Nos carnavais todos se admiravam da sua resistência e muitos não sabiam se ele embebedava uma só vez e continuava, ou se a cada soneca recuperava o ânimo e começava tudo de novo. Devidamente fantasiado – muitas das vezes de roupas femininas – nem mesmo importava se toleravam seus beijos e abraços. O bom mesmo era comemorar, e no Beco do Fuxico.

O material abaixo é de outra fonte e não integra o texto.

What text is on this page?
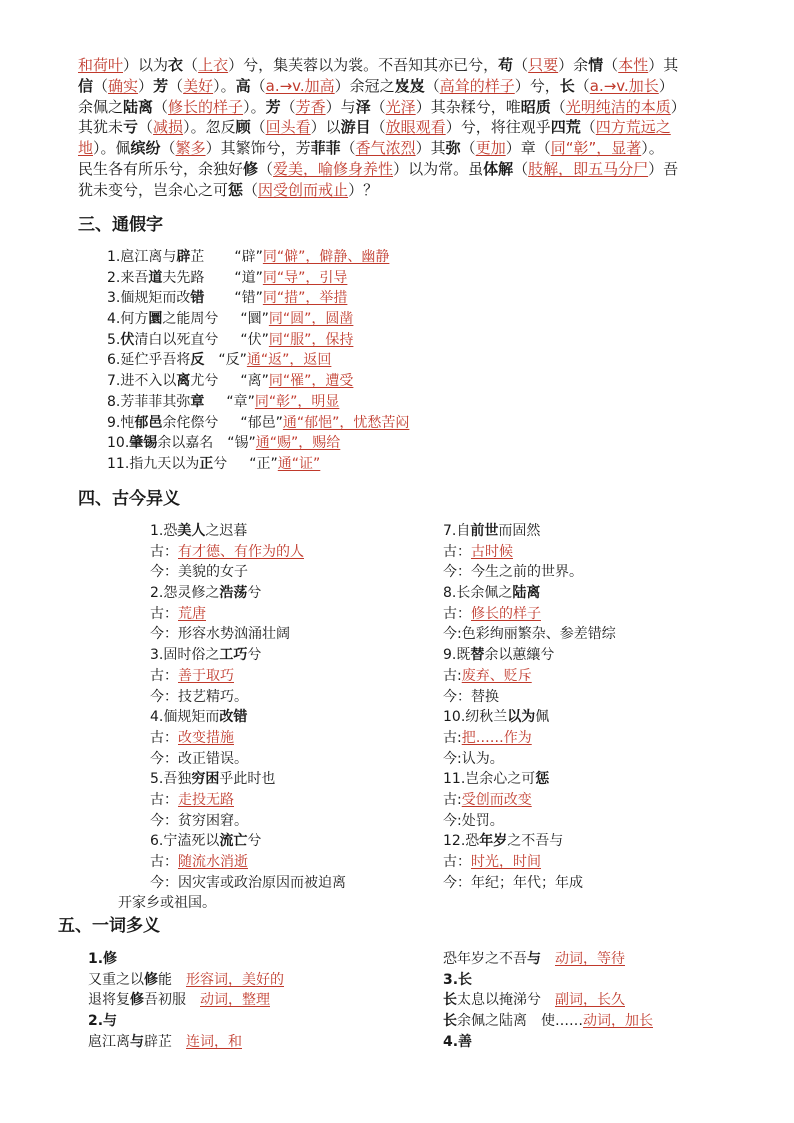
和荷叶）以为衣（上衣）兮，集芙蓉以为裳。不吾知其亦已兮，苟（只要）余情（本性）其
信（确实）芳（美好）。高（a.→v.加高）余冠之岌岌（高耸的样子）兮，长（a.→v.加长）
余佩之陆离（修长的样子）。芳（芳香）与泽（光泽）其杂糅兮，唯昭质（光明纯洁的本质）
其犹未亏（减损）。忽反顾（回头看）以游目（放眼观看）兮，将往观乎四荒（四方荒远之
地）。佩缤纷（繁多）其繁饰兮，芳菲菲（香气浓烈）其弥（更加）章（同“彰”，显著）。
民生各有所乐兮，余独好修（爱美，喻修身养性）以为常。虽体解（肢解，即五马分尸）吾
犹未变兮，岂余心之可惩（因受创而戒止）？
三、通假字
1.扈江离与辟芷 “辟”同“僻”，僻静、幽静
2.来吾道夫先路 “道”同“导”，引导
3.偭规矩而改错 “错”同“措”，举措
4.何方圜之能周兮 “圜”同“圆”，圆凿
5.伏清白以死直兮 “伏”同“服”，保持
6.延伫乎吾将反 “反”通“返”，返回
7.进不入以离尤兮 “离”同“罹”，遭受
8.芳菲菲其弥章 “章”同“彰”，明显
9.忳郁邑余侘傺兮 “郁邑”通“郁悒”，忧愁苦闷
10.肇锡余以嘉名 “锡”通“赐”，赐给
11.指九天以为正兮 “正”通“证”
四、古今异义
1.恐美人之迟暮
古：有才德、有作为的人
今：美貌的女子
2.怨灵修之浩荡兮
古：荒唐
今：形容水势汹涌壮阔
3.固时俗之工巧兮
古：善于取巧
今：技艺精巧。
4.偭规矩而改错
古：改变措施
今：改正错误。
5.吾独穷困乎此时也
古：走投无路
今：贫穷困窘。
6.宁溘死以流亡兮
古：随流水消逝
今：因灾害或政治原因而被迫离
开家乡或祖国。
7.自前世而固然
古：古时候
今：今生之前的世界。
8.长余佩之陆离
古：修长的样子
今:色彩绚丽繁杂、参差错综
9.既替余以蕙纕兮
古:废弃、贬斥
今：替换
10.纫秋兰以为佩
古:把……作为
今:认为。
11.岂余心之可惩
古:受创而改变
今:处罚。
12.恐年岁之不吾与
古：时光，时间
今：年纪；年代；年成
五、一词多义
1.修
又重之以修能 形容词，美好的
退将复修吾初服 动词，整理
2.与
扈江离与辟芷 连词，和
恐年岁之不吾与 动词，等待
3.长
长太息以掩涕兮 副词，长久
长余佩之陆离 使……动词，加长
4.善
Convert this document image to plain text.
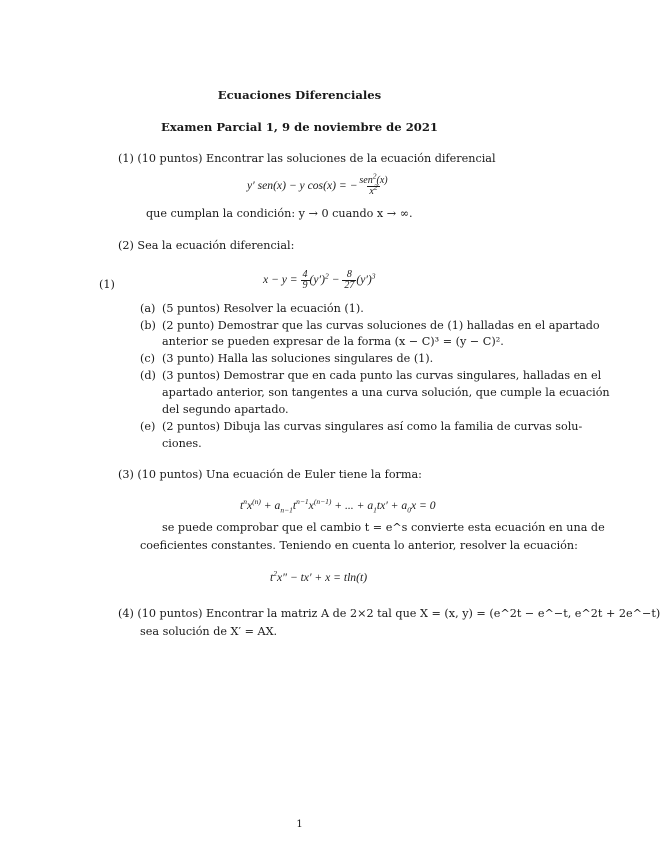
Ecuaciones Diferenciales
Examen Parcial 1, 9 de noviembre de 2021
(1) (10 puntos) Encontrar las soluciones de la ecuación diferencial
y′ sen(x) − y cos(x) = − $\frac{sen^2(x)}{x^2}$
que cumplan la condición: y → 0 cuando x → ∞.
(2) Sea la ecuación diferencial:
(1)	$x - y = \frac{4}{9} (y')^2 - \frac{8}{27} (y')^3$
(a) (5 puntos) Resolver la ecuación (1).
(b) (2 punto) Demostrar que las curvas soluciones de (1) halladas en el apartado
anterior se pueden expresar de la forma (x − C)³ = (y − C)².
(c) (3 punto) Halla las soluciones singulares de (1).
(d) (3 puntos) Demostrar que en cada punto las curvas singulares, halladas en el
apartado anterior, son tangentes a una curva solución, que cumple la ecuación
del segundo apartado.
(e) (2 puntos) Dibuja las curvas singulares así como la familia de curvas solu-
ciones.
(3) (10 puntos) Una ecuación de Euler tiene la forma:
$t^nx^{(n)} + a_{n-1}t^{n-1}x^{(n-1)}$ + ... + $a_1tx' + a_0x = 0$
se puede comprobar que el cambio t = e^s convierte esta ecuación en una de
coeficientes constantes. Teniendo en cuenta lo anterior, resolver la ecuación:
$t^2x'' - tx' + x = tln(t)$
(4) (10 puntos) Encontrar la matriz A de 2×2 tal que X = (x, y) = (e^2t − e^−t, e^2t + 2e^−t)
sea solución de X′ = AX.
1
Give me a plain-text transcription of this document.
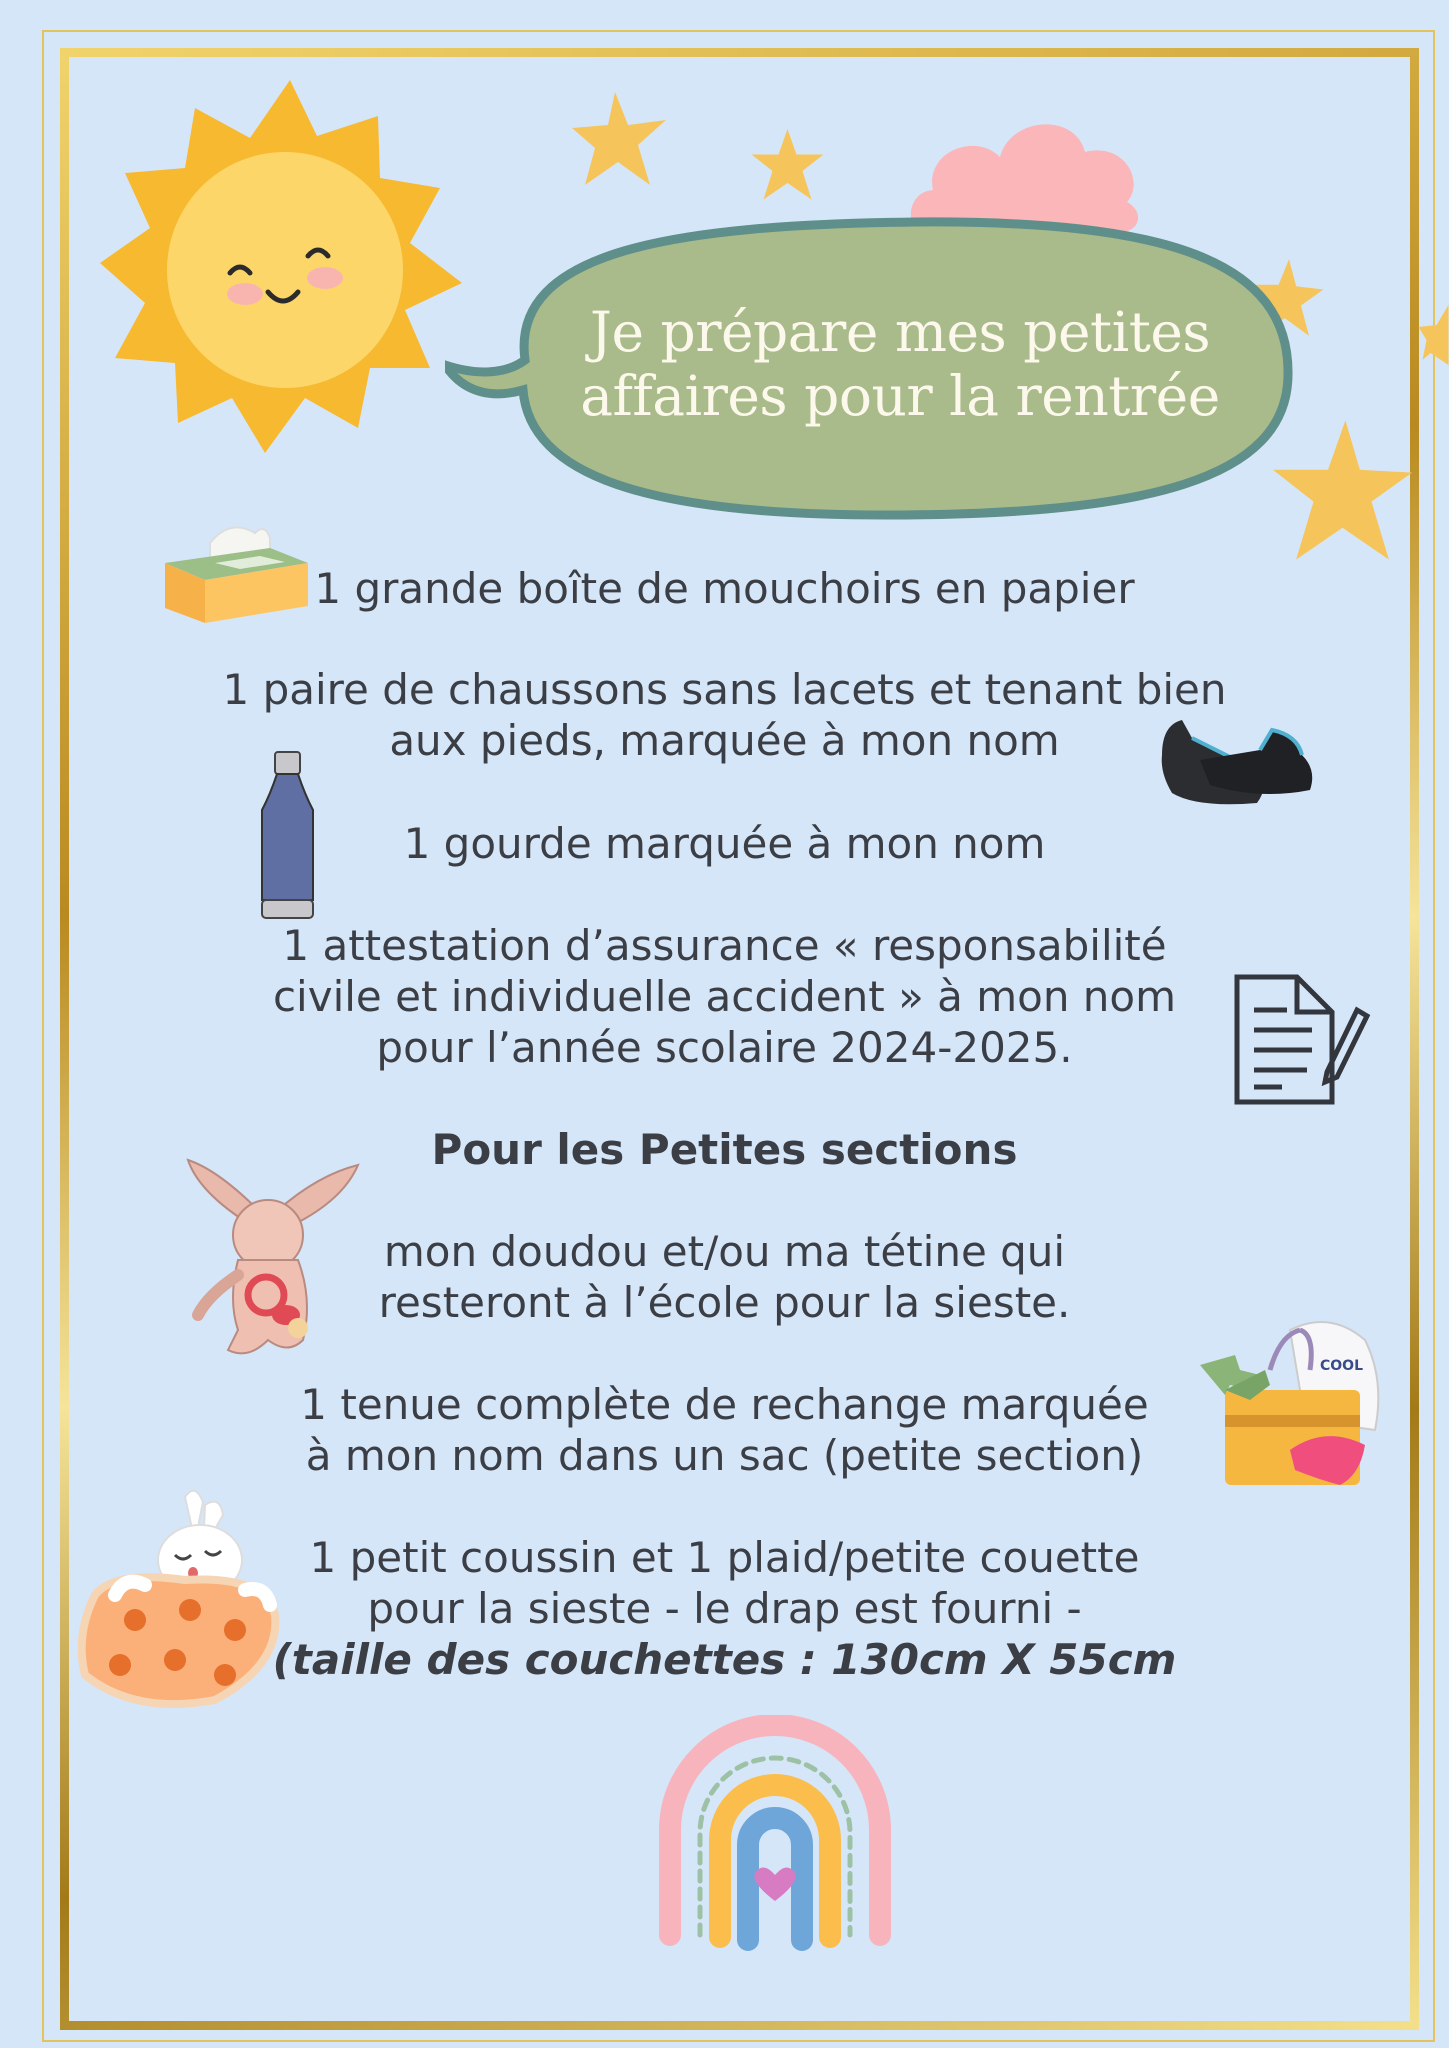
Je prépare mes petites
affaires pour la rentrée
1 grande boîte de mouchoirs en papier
1 paire de chaussons sans lacets et tenant bien
aux pieds, marquée à mon nom
1 gourde marquée à mon nom
1 attestation d’assurance « responsabilité
civile et individuelle accident » à mon nom
pour l’année scolaire 2024-2025.
Pour les Petites sections
mon doudou et/ou ma tétine qui
resteront à l’école pour la sieste.
COOL
1 tenue complète de rechange marquée
à mon nom dans un sac (petite section)
1 petit coussin et 1 plaid/petite couette
pour la sieste - le drap est fourni -
(taille des couchettes : 130cm X 55cm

Fora dos seus dias de festa, como já disse, vivia uma vida normal. Os que pouco ou não o conheciam ficavam em dúvida quais papeis ele representava, se o de Leléu ou de Claudionor Menezes de Andrade. Eram personagens completamente distintos e um não interferia no outro, o que o tornava uma figura folclórica, quando revestido Leléu, e um cidadão, trabalhador comum nos momentos de Claudionor.
Querido por todos, seu aniversário era comemorado no Alto Beco do Fuxico a cada fim de semana mais próximo dos dias 6 a 9 de outubro. No dia 6 o aniversariante era o proprietário do bar Artigos para Beber, José Eduardo Gomes; e no dia 9 o advogado Pedro Carlos Nunes de Almeida (Pepê) e o próprio Leléu. Mais tarde se juntaram o produtor de eventos Alex Alves (6) e o agrônomo Paulo Fernando Nunes da Cruz (Polenga), dia 19.
Ao fundar a desabusada Academia de Letras, Artes, Música, Birita, Inutilidades, Quimeras, Utopias, Etc., (Alambique), o jornalista Daniel Thame, nomeou Leléu para o cargo de Diretor para Assuntos Meiotísticos, com posse formal no Alto Beco do Fuxico. Certa data, ao sair de casa para participar de uma pretensa reunião da Academia – no Alto Beco do Fuxico – tentou atravessar o canal do Lava-pés em plena enchente e foi arrastado de uma ponte a outra, saindo das águas com a maior naturalidade do mundo.
Mas hoje Itabuna e o Beco do Fuxico estão de luto com a morte precoce de Claudionor Menezes de Andrade, que será sempre lembrado pelos amigos ou simples conhecidos, os que o viram crescer, jogar futebol amador, participar da vida ativa de Itabuna. Também não o esquecerão os que o viam chegar ao beco com suas estrambóticas fantasias, devidamente alegre e biritado, irradiando alegria, sempre gritando. “vai…pesos mortos!